Hardie Grant Travel acquires Steffensen’s book on Indigenous fire management
Hardie Grant Travel has acquired world rights to Fire Country, the memoir of Indigenous fire practitioner Victor Steffensen.
Steffensen is a Tagalaka descendant from Far North Queensland who is dedicated to revitalising ancient Indigenous fire knowledge across Australia and abroad. Along with his teachers, Awu-Laya elders George Musgrave and Tommy George, Steffensen created an initiative that helped revive Aboriginal fire practices in the remote Cape York Peninsula in 1992, with their ongoing work recognised by mainstream agencies.
Hardie Grant Travel acquired rights to the book in the past several weeks and decided to publish it in March 2020 due to the current surge of bushfires across Australia.
Publisher Melissa Kayser says, ‘I came across Victor’s work while reading reports of the recent bushfires, and once I understood how much of what’s happening across Australia is in fact avoidable, I felt it was necessary to bring this knowledge to a wider audience as soon as possible.
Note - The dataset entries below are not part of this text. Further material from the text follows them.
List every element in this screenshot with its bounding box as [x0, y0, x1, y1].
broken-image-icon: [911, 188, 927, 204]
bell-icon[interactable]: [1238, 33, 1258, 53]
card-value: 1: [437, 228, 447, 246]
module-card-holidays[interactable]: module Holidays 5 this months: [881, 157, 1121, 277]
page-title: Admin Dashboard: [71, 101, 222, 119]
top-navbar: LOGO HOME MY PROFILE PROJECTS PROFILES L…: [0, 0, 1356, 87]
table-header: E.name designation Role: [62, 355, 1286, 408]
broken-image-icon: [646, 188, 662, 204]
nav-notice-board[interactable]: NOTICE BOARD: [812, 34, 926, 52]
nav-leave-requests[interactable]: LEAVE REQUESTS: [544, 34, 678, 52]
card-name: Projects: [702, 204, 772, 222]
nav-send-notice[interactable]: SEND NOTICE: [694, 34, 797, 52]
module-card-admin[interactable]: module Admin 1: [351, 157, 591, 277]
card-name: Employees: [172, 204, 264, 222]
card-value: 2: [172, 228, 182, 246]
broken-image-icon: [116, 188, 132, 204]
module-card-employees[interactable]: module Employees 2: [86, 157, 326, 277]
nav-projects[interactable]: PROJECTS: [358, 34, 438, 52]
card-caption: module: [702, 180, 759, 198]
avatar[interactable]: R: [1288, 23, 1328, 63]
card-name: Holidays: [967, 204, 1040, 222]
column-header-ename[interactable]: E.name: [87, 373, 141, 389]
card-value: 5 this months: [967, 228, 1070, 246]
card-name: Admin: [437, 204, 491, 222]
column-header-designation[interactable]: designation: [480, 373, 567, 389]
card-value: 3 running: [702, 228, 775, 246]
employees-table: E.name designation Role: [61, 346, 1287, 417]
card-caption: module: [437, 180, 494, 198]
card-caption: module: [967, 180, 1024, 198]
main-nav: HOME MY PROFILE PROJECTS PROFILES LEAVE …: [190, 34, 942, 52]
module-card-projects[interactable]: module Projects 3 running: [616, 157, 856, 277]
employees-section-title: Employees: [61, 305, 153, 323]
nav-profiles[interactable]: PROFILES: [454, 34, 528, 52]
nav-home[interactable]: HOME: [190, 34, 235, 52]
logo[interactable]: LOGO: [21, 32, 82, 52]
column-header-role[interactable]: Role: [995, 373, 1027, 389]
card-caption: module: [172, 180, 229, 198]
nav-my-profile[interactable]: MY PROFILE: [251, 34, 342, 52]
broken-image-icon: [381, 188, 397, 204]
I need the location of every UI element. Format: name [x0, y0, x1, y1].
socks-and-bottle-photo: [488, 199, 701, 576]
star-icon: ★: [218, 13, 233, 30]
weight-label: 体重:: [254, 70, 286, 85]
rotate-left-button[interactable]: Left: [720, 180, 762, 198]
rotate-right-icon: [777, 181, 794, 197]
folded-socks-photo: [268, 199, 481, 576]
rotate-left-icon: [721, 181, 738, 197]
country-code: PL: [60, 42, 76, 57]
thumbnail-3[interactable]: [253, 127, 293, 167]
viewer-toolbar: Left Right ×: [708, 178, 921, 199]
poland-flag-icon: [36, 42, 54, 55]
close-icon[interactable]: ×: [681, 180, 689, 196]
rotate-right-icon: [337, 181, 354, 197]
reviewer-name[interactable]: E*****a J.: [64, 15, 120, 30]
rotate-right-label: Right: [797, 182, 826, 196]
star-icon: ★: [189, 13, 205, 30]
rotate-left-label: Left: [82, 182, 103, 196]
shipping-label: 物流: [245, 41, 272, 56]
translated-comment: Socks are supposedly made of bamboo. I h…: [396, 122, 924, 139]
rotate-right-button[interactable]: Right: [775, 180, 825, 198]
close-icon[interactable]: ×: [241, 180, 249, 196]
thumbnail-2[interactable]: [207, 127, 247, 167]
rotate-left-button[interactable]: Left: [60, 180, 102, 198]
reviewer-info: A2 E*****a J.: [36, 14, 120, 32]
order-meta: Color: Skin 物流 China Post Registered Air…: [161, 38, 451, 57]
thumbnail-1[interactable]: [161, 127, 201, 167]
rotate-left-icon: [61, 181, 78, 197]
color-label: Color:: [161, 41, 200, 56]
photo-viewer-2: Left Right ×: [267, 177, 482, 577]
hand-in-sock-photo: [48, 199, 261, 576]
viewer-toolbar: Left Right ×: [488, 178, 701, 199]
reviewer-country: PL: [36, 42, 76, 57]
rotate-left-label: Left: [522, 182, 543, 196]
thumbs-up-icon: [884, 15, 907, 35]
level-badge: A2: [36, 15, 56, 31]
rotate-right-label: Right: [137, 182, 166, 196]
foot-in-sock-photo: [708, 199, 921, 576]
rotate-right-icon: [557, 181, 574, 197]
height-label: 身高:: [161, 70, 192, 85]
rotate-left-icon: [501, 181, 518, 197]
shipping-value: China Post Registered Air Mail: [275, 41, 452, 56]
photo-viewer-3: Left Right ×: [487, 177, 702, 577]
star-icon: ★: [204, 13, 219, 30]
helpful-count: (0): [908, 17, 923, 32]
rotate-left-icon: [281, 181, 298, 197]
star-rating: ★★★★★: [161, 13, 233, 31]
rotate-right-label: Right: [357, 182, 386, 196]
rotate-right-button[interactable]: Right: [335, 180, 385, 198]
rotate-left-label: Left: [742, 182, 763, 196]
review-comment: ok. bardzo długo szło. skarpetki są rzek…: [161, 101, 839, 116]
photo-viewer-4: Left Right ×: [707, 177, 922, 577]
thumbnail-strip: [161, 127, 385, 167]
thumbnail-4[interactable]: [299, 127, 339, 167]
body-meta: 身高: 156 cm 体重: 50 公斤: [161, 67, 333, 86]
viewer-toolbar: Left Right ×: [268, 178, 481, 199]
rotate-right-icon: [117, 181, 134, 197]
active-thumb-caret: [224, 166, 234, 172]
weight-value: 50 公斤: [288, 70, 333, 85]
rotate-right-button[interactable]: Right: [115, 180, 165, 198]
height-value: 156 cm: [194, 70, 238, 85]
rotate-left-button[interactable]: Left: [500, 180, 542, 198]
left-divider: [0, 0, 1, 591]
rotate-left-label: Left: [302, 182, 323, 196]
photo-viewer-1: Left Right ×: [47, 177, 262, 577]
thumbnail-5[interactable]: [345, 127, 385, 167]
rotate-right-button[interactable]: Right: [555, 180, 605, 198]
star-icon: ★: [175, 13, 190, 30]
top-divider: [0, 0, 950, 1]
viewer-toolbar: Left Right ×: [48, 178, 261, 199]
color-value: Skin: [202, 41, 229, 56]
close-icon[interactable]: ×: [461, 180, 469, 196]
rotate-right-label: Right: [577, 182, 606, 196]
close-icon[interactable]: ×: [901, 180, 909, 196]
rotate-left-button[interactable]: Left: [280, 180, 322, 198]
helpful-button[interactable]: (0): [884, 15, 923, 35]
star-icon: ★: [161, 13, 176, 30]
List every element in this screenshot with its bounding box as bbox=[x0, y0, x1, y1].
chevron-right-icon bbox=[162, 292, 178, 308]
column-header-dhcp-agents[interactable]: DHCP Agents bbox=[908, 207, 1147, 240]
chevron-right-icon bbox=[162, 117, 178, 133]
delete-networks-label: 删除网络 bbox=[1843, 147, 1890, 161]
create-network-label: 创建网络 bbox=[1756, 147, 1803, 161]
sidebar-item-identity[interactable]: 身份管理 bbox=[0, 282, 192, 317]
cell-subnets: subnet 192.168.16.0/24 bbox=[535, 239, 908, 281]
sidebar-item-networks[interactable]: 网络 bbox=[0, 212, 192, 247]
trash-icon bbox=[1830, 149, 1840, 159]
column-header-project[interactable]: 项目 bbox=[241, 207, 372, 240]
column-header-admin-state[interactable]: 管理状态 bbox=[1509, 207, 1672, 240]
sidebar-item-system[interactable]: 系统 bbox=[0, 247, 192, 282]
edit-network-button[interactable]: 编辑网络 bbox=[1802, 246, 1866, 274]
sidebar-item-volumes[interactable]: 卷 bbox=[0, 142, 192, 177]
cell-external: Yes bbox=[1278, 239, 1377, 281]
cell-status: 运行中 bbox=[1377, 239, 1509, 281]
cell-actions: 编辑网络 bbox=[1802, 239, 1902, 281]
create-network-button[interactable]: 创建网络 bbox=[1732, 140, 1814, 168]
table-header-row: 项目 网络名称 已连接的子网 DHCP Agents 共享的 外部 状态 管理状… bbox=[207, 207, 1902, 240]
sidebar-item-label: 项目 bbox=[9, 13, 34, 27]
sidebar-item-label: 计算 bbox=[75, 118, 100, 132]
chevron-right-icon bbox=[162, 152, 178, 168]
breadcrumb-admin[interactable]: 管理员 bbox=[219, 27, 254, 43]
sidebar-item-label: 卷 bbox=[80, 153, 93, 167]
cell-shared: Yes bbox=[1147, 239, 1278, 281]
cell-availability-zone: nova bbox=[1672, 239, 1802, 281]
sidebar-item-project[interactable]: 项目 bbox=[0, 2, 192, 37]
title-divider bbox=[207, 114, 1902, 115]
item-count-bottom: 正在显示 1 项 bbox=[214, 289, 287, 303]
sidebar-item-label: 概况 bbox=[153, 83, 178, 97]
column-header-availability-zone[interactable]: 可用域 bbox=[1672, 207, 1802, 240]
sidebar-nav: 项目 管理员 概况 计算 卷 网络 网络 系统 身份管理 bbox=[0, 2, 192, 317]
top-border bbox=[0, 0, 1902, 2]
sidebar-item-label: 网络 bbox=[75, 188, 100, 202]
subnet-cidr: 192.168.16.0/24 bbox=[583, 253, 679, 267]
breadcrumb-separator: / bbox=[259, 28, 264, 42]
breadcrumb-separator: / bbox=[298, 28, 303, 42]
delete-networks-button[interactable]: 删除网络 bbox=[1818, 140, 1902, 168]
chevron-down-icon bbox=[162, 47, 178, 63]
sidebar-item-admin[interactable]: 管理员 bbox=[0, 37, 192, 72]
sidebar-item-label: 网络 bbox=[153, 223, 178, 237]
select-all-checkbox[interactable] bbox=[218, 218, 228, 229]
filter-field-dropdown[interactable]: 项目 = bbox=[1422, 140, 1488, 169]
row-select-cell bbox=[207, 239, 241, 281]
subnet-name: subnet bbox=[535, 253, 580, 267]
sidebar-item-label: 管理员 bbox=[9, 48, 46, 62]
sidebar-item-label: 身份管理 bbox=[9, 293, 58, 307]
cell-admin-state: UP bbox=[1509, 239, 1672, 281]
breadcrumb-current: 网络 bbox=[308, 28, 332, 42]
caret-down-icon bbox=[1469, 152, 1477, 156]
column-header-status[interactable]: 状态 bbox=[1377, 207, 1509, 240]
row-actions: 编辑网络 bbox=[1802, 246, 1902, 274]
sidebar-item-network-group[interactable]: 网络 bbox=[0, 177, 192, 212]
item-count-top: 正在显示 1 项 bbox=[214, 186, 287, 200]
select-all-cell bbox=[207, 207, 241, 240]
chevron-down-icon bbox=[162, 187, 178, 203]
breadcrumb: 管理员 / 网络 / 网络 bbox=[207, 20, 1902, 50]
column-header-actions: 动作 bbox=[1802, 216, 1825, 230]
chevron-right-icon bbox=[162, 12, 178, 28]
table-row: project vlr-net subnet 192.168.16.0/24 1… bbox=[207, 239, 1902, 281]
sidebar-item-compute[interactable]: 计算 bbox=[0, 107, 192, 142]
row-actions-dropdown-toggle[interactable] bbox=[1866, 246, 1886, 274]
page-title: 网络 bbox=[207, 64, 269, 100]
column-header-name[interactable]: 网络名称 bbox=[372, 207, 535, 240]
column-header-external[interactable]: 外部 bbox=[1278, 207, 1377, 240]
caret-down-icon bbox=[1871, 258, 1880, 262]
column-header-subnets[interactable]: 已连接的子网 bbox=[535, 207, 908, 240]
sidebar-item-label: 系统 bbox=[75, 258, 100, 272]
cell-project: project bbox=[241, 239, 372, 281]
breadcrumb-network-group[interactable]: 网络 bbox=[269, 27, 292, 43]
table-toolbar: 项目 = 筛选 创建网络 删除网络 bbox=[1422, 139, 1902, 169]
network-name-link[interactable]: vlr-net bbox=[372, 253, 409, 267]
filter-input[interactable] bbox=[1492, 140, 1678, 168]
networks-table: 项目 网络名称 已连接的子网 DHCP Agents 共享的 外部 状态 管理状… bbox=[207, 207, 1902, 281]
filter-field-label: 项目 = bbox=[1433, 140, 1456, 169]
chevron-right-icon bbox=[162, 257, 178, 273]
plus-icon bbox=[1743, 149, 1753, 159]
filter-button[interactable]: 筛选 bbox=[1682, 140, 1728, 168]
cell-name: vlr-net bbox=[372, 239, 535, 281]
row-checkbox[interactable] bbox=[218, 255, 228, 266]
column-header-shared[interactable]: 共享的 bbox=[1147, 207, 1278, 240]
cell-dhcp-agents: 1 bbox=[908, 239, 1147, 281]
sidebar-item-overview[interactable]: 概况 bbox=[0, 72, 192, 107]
I continue to be amazed by the generosity of First Nations people, as Victor’s main aim is to share his knowledge with all Australians. His writing is unassuming and honest, making his story incredibly compelling.’
Steffensen said he hopes Fire Country will be a turning point for younger generations of Australians to reconnect with the land again. ‘The process of implementing Aboriginal fire knowledge has been a long, hard road,’ said Steffensen. ‘This book comes with strong intentions to recognise and respect the value of Indigenous knowledge in the country that we share. With the rise of climate change and devastating wildfires degrading our landscapes, this book is written in the hope that people will reconnect with the land and prevail against one of the world’s toughest environmental challenges in its history.’